What happened

Don't look now, but the electric car industry is getting more crowded, and it's having disparate effects on the players today.

In a bold announcement, start-up Faraday Future (FFIE -7.59%) -- which bills itself as not just an electric vehicle (EV) maker but a "global shared intelligent electric mobility ecosystem company" -- announced today that it has secured enough cash to begin production of its long-awaited FF 91 electric SUV. Shares of Faraday are up 3.7% as of 10:30 a.m. ET. In contrast, rival EV makers Lordstown Motors (RIDE -0.58%) and Nio (NIO 3.49%) are down 2.7% and 4%, respectively.  

So what

With no sales to its name, and consequently no revenue or profits, Faraday isn't in a position to fund its own growth just yet. Instead, it's doing the next worse thing: It's borrowing the cash.

Faraday announced today that it has signed "definitive agreements" for "financing commitments" -- secured notes convertible into shares -- totaling $135 million, of which the first $80 million will be funded within 10 business days. The remaining $55 million will be subject to "satisfaction or waiver of certain conditions." But Faraday expects those to be satisfied pretty quickly, to get its hands on the rest of the cash five days after the first tranche is received, and at that point to be ready to start rolling FF 91s off the production line starting by early April, delivering them that same month -- and generating revenue in consequence.
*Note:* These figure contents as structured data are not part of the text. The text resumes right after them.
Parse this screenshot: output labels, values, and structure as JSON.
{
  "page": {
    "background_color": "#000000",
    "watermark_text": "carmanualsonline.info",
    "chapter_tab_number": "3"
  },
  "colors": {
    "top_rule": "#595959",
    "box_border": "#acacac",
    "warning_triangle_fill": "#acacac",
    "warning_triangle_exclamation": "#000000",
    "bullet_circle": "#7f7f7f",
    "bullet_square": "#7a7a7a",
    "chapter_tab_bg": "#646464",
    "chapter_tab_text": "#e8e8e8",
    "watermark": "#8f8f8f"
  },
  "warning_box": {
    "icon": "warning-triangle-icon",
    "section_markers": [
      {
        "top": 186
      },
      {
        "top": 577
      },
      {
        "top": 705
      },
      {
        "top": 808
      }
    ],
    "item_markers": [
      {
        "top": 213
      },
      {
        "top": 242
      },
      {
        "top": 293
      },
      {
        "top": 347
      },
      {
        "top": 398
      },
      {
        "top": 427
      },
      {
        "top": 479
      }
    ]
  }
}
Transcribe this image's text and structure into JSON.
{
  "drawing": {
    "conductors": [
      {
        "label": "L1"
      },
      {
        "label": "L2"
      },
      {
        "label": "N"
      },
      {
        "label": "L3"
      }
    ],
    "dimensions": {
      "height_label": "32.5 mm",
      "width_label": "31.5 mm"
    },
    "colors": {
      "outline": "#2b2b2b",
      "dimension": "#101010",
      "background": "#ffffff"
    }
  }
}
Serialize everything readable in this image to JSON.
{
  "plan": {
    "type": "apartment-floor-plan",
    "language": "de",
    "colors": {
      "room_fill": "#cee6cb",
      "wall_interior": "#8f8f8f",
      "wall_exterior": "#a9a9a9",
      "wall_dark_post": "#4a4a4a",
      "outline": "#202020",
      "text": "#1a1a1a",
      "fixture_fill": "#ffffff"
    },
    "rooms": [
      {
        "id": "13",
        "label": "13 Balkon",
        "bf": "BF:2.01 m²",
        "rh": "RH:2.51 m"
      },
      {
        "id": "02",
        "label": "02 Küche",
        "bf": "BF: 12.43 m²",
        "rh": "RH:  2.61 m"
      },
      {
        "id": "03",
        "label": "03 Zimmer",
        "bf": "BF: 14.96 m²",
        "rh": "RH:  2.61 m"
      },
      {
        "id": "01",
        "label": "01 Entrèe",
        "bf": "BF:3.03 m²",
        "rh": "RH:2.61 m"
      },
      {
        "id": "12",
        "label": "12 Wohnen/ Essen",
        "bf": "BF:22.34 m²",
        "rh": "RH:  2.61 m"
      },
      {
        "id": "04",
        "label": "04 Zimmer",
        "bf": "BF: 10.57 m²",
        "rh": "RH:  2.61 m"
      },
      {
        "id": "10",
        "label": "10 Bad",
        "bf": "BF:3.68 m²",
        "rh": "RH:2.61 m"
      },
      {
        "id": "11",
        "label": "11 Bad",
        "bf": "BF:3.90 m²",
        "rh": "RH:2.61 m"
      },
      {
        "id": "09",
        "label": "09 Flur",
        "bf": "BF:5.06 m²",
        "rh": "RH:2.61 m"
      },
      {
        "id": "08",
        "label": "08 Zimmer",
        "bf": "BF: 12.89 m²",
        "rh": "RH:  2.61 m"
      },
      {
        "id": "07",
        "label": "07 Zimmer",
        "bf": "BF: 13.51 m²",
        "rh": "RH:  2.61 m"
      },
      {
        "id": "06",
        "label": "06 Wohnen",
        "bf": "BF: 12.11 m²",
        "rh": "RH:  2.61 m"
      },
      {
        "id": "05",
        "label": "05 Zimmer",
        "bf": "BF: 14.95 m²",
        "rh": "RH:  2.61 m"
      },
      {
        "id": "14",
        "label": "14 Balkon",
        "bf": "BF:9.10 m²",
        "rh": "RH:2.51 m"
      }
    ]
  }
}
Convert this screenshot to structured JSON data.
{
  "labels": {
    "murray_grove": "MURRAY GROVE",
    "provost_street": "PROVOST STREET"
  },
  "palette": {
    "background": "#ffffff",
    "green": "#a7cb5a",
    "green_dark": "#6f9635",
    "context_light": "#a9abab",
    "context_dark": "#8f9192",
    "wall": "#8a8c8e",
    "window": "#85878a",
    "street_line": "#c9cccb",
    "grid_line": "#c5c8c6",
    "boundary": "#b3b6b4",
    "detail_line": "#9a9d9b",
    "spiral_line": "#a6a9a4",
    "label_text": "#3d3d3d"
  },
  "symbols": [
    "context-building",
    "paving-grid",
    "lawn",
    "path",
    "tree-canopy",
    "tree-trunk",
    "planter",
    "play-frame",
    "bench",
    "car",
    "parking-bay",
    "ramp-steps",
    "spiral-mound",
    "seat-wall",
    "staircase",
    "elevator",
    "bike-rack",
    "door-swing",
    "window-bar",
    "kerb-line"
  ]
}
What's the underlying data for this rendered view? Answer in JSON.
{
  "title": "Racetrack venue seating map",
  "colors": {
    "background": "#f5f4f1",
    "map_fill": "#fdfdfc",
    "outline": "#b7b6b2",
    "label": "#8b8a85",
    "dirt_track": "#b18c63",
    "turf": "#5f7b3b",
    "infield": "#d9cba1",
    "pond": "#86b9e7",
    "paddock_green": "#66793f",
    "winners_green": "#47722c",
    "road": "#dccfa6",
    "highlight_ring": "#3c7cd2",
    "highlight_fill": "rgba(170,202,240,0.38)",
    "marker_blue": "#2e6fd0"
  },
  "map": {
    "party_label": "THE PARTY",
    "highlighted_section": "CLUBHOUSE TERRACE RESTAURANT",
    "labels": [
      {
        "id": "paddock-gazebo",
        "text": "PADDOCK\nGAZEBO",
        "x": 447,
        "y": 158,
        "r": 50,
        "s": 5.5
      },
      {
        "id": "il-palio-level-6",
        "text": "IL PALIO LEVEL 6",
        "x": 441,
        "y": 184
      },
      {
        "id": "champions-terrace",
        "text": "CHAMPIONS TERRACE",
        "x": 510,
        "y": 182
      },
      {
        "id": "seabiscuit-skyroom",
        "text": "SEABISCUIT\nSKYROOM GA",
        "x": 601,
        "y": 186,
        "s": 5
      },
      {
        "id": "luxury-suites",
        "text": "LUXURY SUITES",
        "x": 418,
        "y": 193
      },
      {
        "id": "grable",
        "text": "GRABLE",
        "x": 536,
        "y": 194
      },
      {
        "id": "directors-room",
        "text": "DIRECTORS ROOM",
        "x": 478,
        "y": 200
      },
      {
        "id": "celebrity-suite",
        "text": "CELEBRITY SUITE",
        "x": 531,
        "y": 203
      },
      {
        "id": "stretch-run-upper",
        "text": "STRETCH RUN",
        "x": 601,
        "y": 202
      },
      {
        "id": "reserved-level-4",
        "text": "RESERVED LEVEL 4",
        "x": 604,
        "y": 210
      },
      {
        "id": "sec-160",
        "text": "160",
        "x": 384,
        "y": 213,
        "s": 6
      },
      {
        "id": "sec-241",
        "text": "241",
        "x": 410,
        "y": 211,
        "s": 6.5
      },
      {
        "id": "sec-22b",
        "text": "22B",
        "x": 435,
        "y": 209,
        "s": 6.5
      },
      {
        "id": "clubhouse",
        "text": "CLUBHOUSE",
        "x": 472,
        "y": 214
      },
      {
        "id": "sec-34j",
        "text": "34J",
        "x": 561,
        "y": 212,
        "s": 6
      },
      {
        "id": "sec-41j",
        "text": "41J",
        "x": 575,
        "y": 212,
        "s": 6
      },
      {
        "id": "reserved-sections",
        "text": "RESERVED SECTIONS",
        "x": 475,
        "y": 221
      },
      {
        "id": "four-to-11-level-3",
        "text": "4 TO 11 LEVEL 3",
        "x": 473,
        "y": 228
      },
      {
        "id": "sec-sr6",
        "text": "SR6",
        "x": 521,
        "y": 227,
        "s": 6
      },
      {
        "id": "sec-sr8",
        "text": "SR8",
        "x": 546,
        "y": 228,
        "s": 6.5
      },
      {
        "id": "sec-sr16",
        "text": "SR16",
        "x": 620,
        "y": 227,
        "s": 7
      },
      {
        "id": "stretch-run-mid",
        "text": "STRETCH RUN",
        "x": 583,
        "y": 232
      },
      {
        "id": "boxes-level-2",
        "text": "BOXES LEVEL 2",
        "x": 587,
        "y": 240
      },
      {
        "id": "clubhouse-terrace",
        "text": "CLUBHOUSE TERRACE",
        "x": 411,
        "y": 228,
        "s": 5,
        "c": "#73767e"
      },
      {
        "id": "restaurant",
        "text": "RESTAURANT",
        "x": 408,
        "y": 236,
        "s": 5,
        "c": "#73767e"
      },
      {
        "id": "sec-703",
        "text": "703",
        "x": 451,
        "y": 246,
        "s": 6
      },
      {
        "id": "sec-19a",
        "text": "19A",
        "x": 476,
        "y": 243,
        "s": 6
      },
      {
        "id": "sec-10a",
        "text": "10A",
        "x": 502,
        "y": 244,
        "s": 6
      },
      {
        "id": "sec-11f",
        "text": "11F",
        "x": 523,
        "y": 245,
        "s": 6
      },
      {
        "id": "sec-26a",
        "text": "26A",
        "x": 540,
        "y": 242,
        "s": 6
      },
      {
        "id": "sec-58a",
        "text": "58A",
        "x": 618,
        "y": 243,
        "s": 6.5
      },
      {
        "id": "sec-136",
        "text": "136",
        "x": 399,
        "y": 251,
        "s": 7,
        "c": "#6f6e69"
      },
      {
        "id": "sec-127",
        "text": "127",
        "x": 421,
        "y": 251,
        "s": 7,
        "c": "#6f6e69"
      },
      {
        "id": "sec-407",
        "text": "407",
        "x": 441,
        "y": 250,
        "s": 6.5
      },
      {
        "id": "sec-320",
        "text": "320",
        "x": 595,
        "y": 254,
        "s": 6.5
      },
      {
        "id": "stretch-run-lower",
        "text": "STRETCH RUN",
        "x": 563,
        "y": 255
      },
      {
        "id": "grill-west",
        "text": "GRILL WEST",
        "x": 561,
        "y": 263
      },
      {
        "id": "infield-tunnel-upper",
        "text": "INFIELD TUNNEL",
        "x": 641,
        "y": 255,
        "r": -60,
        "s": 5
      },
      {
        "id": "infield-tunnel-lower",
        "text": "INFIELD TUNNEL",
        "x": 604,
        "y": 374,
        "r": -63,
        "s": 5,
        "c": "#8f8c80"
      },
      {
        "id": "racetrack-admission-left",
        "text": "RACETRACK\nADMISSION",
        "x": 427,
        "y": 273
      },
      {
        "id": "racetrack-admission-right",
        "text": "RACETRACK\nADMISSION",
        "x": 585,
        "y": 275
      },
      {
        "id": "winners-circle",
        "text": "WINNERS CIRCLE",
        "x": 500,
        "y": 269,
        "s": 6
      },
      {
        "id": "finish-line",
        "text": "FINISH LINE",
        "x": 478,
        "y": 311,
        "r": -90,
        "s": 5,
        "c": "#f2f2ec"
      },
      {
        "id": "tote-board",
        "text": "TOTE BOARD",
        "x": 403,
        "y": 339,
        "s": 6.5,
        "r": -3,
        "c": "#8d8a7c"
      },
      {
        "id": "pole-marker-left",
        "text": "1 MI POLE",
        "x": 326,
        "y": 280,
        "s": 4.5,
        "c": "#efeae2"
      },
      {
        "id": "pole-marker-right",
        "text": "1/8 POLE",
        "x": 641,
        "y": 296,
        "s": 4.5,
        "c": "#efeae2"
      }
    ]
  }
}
Farther down the line, Faraday is already laying the groundwork to get its shareholders to approve a sale of additional company shares to "clear the path for additional future financing" that will enable it to ramp production higher.

Now what

So ... good news for Faraday? Investors seem to think so, although it's worth pointing out that Faraday is going another $135 million into hock by raising this cash, and there's no guarantee its new FF 91 will sell well enough to justify the expense. After all, Faraday will be going head to head with Lucid Air electric sedans, which cost about 15% less with 36% better range, and Tesla Model X SUVs, which cost 39% less with only 8% less range.    

And then there's the risk of another share issuance down the road, which will dilute Faraday shareholders -- and the prospect of the convertible shares converting into stock, which will dilute them even more. Seems to me this is a deal in which, heads, Faraday might win, but tails, Faraday shareholders will definitely lose something. Therefore, it's not necessarily a great reason for Faraday stock to go up a lot today.

As for Lordstown and Nio, I suppose from one perspective, Faraday getting hold of a financial lifeline that will help it begin producing is an incremental negative for any EV maker that might have to compete with a new entrant into the market. But honestly, I don't see this as a huge negative for either of them. Lordstown, although in some ways similar to Faraday (no revenue, no profits), at least has more cash on its balance sheet than Faraday -- and a formidable ally in Foxconn, which is contract manufacturing its electric trucks.

Nio, meanwhile, with nearly 290,000 electric cars on the road already, and churning more out at the rate of more than 120,000 a year, is in a different class altogether. Although it's not yet profitable, its sales have already passed the $6 billion-a-year mark, its cash flow is already positive, and analysts polled by S&P Global Market Intelligence believe the company could be as little as one year away from profitability according to generally accepted accounting principles (GAAP).  

If you ask me, Nio has very little to worry about from Faraday. From a Tesla-initiated price war in EVs? Maybe. But not from Faraday.